Juneau's economy has been doing fairly well in the past decade, unlike the rest of Southeast Alaska, according to an analysis by a Juneau research and consulting firm.
From 1990 to 1999, Juneau's employment rose 18 percent; while Sitka fell 2 percent; Wrangell-Petersburg fell 3 percent; Haines dropped 8 percent; Ketchikan's employment slipped by 9 percent; and Skagway-Hoonah-Yakutat experienced a 17 percent drop, Jim Calvin of the McDowell Group told a Juneau Chamber of Commerce meeting on Friday.
Overall, Southeast employment rose 4 percent and the state as a whole rose 16 percent, he said.
Statistics show Southeast communities suffering major economic distress in the 1990s, but indicators show that the worst is behind us, Calvin concluded.
Payroll trends for 1990-99 showed Juneau up 6; Sitka down 13 percent; Haines down 19 percent; Ketchikan down 21 percent; and Skagway-Hoonah-Yakutat down 35 percent. Southeast was off 9 percent overall while Alaska as a whole was up 5 percent.
"Juneau typically tracks Alaska, but the rest of the region is separate," Calvin said. "Primarily this is due to the timber industry."
Downturns in Southeast's timber industry began in 1990 with the shutdown of the Haines sawmill, the community's single largest employer.
In 1994 came the closure of the Wrangell sawmill, followed by the 1997 closure of the Ketchikan pulp mill.

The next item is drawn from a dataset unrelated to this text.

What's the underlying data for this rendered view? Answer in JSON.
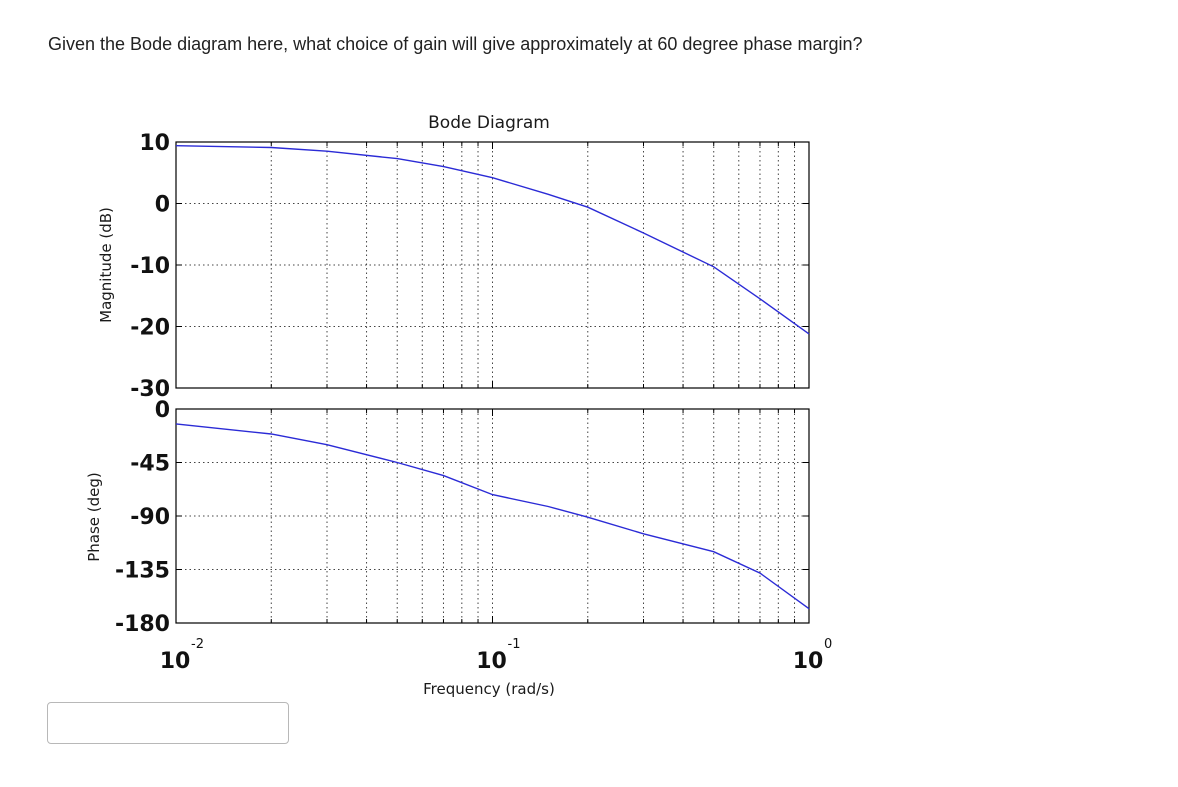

These closures meant the "loss of hundreds of year-round, high-paying jobs," Calvin said.
Wage trends in real dollars, 1990-99, were minus 10 percent for Juneau; minus 12 percent for Sitka, Haines and Southeast; and minus 13 percent for Ketchikan. Alaska was minus 10 percent.
As to personal income in real dollars including permanent fund dividends for the same period, Juneau was up 14 percent; Haines was minus 1 percent; Ketchikan was down 7 percent; Prince of Wales was off 11 percent; Skagway-Hoonah-Yakutat was minus 6 percent; and Southeast overall was plus 2 percent.
Per capita income in Juneau in 1999 was $33,974, while Alaska was $28,629 "substantially above the U.S. average but the gap is shrinking," Calvin noted.
Income in Juneau has been flat over the last decade "but it has escaped the down trends of the timber industry," he said.
All over Southeast, the number of proprietors and self-employed people is increasing. Many of these jobs are in tourism, bed-and-breakfasts and cab driving, translating into lower incomes, he said.
The exception was higher-paying jobs created by the building of a SouthEast Alaska Regional Health Consortium hospital in Sitka, he said.
Like Jon Carter of DIPAC who spoke to the Chamber two weeks earlier, Calvin noted the competition of Chilean seafood.
"Everyone knows that we have been battling farmed fish, which now accounts for about 60 percent of world salmon production," he said. He suggested Alaska "take measures to penalize the Chileans."
"In the 1970s and 1980s, the world came to Alaska and knocked on our door for timber and seafood, and it's not doing that any more," Calvin said. "We need to take Alaska to market."
The numbers Calvin put forward "offer some pessimism - but we are optimistic at the bank," said Lloyd Johnson, vice president of First National Bank, who attended the talk. "We are lending money right and left and taking deposits right and left."
Johnson agreed with Calvin that Southeast must get out and sell itself.
"We need to do that with tourism and even in respect to keeping our Capitol at the corner of Fourth and Main," Johnson said. "We can't wait for business to walk in the door. As I continually tell my loan officers, you gotta get out there and be on the street."